While these strategies can offer substantial benefits for manufacturing and auto companies, some should be pursued with caution.

Investing in technology, for example, can be especially appealing. Robots and cobots are not vulnerable to COVID-19 and other infectious diseases, and thus can help organizations substantially reduce their workplace safety risk. Additive — or 3D — printing, smart sensors, and artificial intelligence can also enable greater efficiency and improved product quality.

But every technological innovation carries potential risk. It’s vital that companies consider how the adoption of emerging technologies can alter their risk profiles — for example, making them more susceptible to data breaches and outages. Working with their risk advisors, manufacturing and auto companies should assess and quantify their technology risks so they can effectively mitigate them through cyber insurance and other means.

 

This briefing was prepared by Marsh’s Manufacturing and Automotive Industry Practice, with contributions from Oliver Wyman’s Global Automotive Practice.

Key Findings:

Industrial Agility

A key to achieving true resilience is ensuring that your organization is agile, which means being able to anticipate potential problems on the horizon.

While organizations cannot predict the future, they can create risk forecasts and understand how various potential scenarios could affect them. How, for example, will my organization be affected by future waves of COVID-19 cases? And how could another disruptive force amid the pandemic impact our operations?

Organizations already do this for a variety of traditional perils, including natural catastrophes, but recent events have highlighted the importance of anticipating emerging threats as well. Organizations should expand their definition of risk beyond well-known threats. Scenario planning, financial stress tests, and other forecasting and modeling tools can also help companies better identify and assess newer threats and provide critical lead time as new and unfamiliar situations emerge.

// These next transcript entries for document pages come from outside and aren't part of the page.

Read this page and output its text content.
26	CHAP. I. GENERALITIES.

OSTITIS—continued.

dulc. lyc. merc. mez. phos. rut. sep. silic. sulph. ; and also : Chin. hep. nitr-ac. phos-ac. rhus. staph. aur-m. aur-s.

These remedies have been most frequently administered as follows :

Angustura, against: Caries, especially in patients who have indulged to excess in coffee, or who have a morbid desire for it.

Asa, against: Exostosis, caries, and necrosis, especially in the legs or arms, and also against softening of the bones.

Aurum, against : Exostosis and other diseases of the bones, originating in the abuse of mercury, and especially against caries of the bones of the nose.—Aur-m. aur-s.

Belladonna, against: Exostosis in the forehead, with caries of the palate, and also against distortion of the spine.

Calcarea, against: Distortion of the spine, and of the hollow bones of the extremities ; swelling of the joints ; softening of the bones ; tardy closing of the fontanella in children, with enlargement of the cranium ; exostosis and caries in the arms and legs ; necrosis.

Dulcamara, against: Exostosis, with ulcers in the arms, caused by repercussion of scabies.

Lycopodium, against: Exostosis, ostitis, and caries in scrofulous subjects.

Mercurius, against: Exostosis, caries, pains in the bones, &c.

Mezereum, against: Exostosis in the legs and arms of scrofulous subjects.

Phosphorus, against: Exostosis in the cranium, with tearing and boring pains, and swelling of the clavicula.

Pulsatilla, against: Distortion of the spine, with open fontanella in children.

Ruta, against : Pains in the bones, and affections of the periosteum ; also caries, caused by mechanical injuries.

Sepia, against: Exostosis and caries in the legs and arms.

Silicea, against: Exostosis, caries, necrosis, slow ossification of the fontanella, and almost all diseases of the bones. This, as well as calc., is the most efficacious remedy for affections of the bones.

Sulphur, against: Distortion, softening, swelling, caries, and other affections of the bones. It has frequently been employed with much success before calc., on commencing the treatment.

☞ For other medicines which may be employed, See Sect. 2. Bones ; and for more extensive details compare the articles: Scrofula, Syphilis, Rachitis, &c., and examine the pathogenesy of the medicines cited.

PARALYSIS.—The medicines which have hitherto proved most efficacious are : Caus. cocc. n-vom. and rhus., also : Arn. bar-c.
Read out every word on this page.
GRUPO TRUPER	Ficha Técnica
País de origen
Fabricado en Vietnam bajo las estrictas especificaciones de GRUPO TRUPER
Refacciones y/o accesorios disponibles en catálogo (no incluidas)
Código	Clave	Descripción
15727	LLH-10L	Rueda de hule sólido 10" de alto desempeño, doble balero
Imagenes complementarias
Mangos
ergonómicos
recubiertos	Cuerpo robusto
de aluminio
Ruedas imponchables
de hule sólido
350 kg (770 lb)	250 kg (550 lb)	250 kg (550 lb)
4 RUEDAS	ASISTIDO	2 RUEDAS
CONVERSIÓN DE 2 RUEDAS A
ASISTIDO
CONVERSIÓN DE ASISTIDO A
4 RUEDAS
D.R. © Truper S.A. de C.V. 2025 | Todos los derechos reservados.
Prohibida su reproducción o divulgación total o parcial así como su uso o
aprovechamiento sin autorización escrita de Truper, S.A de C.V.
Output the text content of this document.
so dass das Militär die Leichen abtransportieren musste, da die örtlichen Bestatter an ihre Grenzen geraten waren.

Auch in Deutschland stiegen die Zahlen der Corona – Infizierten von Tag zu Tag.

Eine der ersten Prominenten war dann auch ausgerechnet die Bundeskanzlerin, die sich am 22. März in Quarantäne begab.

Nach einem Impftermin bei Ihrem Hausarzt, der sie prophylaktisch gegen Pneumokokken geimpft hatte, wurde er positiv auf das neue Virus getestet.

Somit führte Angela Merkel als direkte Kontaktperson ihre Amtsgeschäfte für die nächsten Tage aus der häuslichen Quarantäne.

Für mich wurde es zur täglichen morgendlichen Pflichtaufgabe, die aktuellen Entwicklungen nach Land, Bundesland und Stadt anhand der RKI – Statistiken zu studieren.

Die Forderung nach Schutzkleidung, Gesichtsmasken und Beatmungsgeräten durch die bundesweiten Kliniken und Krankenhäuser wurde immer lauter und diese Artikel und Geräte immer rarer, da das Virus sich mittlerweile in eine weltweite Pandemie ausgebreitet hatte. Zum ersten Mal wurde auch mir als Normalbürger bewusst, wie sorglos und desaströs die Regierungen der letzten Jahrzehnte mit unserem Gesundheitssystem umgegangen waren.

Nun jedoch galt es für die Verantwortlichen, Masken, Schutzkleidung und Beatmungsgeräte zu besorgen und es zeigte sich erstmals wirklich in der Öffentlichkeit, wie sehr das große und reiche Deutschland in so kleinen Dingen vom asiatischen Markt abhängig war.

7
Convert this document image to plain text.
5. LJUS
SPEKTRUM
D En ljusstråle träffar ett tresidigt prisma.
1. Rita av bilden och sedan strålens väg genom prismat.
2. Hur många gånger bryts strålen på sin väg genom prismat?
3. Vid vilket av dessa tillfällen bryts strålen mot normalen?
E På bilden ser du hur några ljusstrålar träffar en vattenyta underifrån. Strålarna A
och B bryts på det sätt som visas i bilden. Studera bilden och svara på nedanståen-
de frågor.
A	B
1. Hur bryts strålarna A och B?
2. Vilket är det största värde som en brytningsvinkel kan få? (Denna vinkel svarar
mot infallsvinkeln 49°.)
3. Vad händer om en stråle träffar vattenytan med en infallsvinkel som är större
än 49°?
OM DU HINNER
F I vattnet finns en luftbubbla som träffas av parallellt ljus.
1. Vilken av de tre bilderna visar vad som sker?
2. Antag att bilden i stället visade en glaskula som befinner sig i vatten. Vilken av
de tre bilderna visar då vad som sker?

Managing Insurance Programs

Even as organizations take steps to become more resilient, insurance will remain an essential risk mitigation tool. As they prepare for greater scrutiny and a more challenging underwriting process during 2021 renewals, risk professionals should work with their advisors to position their organizations to achieve optimal outcomes and better manage total cost of risk.

Among other steps, buyers should:

  • Manage expectations for senior executives and boards. Stay in regular contact with brokers to ensure you are well-informed of application status and underwriters’ concerns.
  • Set a clear strategy ahead of renewal discussions. Agree on primary objective(s), which could include reducing premium expense, securing comprehensive coverage, or another goal. As you do this, also determine which objectives are essential and which are merely preferable.
  • Involve senior leaders in negotiation processes. C-suite executives can provide additional, qualitative context beyond specific data and other quantitative information, which can better highlight how your risk is differentiated from that of your peers.
  • Consider different approaches and solutions. As commercial insurance prices rise, consider altering your program structure or expanding relationships with specific insurers. Captives and parametric solutions can also offer valuable alternatives or complements to traditional coverage options.